In deze zaak heeft het Gerecht in Ambtenarenzaken van Aruba uitspraak gedaan op het bezwaar van een ambtenaar, klager, tegen de afwijzing van zijn bevorderingsverzoek naar de rang van commies 1ste klasse (schaal 9). De afwijzing vond plaats door verweerder op 10 november 2014, waarbij klager op 8 december 2014 bezwaar maakte. De zaak werd behandeld op 3 maart 2015, waarna nadere stukken zijn overgelegd. Klager stelde dat de motivering van de afwijzing niet deugde en dat hij ongelijk was behandeld in vergelijking met een collega die wel was bevorderd.

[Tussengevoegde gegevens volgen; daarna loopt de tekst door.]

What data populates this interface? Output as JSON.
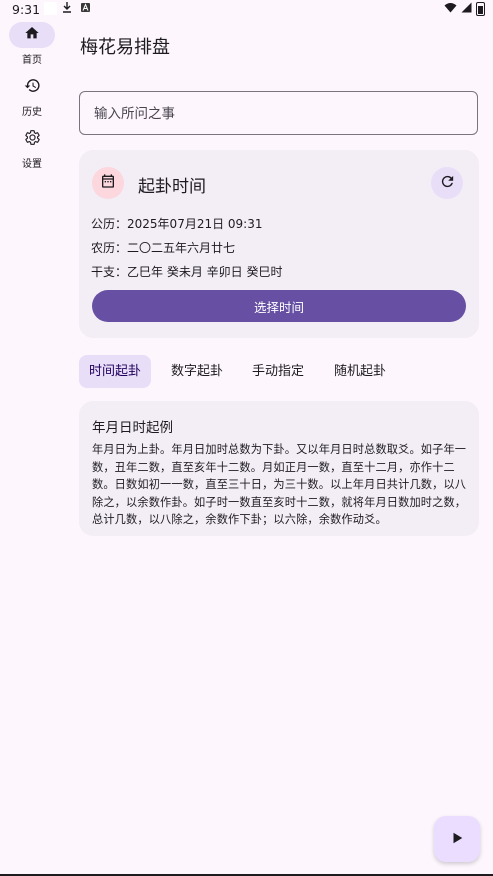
{
  "status_bar": {
    "time": "9:31"
  },
  "rail": {
    "items": [
      {
        "label": "首页",
        "icon": "home-icon",
        "active": true
      },
      {
        "label": "历史",
        "icon": "history-icon",
        "active": false
      },
      {
        "label": "设置",
        "icon": "gear-icon",
        "active": false
      }
    ]
  },
  "header": {
    "title": "梅花易排盘"
  },
  "question_input": {
    "placeholder": "输入所问之事",
    "value": ""
  },
  "time_card": {
    "title": "起卦时间",
    "solar_label": "公历：",
    "solar_value": "2025年07月21日 09:31",
    "lunar_label": "农历：",
    "lunar_value": "二〇二五年六月廿七",
    "ganzhi_label": "干支：",
    "ganzhi_value": "乙巳年 癸未月 辛卯日 癸巳时",
    "select_button": "选择时间"
  },
  "tabs": [
    {
      "label": "时间起卦",
      "active": true
    },
    {
      "label": "数字起卦",
      "active": false
    },
    {
      "label": "手动指定",
      "active": false
    },
    {
      "label": "随机起卦",
      "active": false
    }
  ],
  "info_card": {
    "title": "年月日时起例",
    "body": "年月日为上卦。年月日加时总数为下卦。又以年月日时总数取爻。如子年一数，丑年二数，直至亥年十二数。月如正月一数，直至十二月，亦作十二数。日数如初一一数，直至三十日，为三十数。以上年月日共计几数，以八除之，以余数作卦。如子时一数直至亥时十二数，就将年月日数加时之数，总计几数，以八除之，余数作下卦；以六除，余数作动爻。"
  },
  "colors": {
    "background": "#fdf6fd",
    "primary": "#6750a4",
    "secondary_container": "#e8def8",
    "surface_container": "#f3edf6",
    "calendar_badge": "#fcd7dd"
  }
}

Het gerecht overwoog dat de beslissing om klager niet te bevorderen, gebaseerd was op de waardering van zijn functie, die volgens de functiewaardering maximaal op schaal 8 was vastgesteld. Klager had zelf een functie-inventarisatieformulier ingevuld, waaruit bleek dat zijn werkzaamheden niet de waardering voor schaal 9 rechtvaardigden. Het beroep op het gelijkheidsbeginsel faalde, omdat niet was aangetoond dat klager en zijn collega in gelijke gevallen verkeerden. Het gerecht concludeerde dat verweerder op goede gronden had geweigerd klager te bevorderen, en verklaarde het bezwaar ongegrond.
De uitspraak werd gedaan op 16 mei 2016, en het gerecht benadrukte dat bevordering geen recht is, maar een discretionaire bevoegdheid van het bevoegde gezag. Klager had geen recht op kostenvergoeding, gezien de uitkomst van de zaak.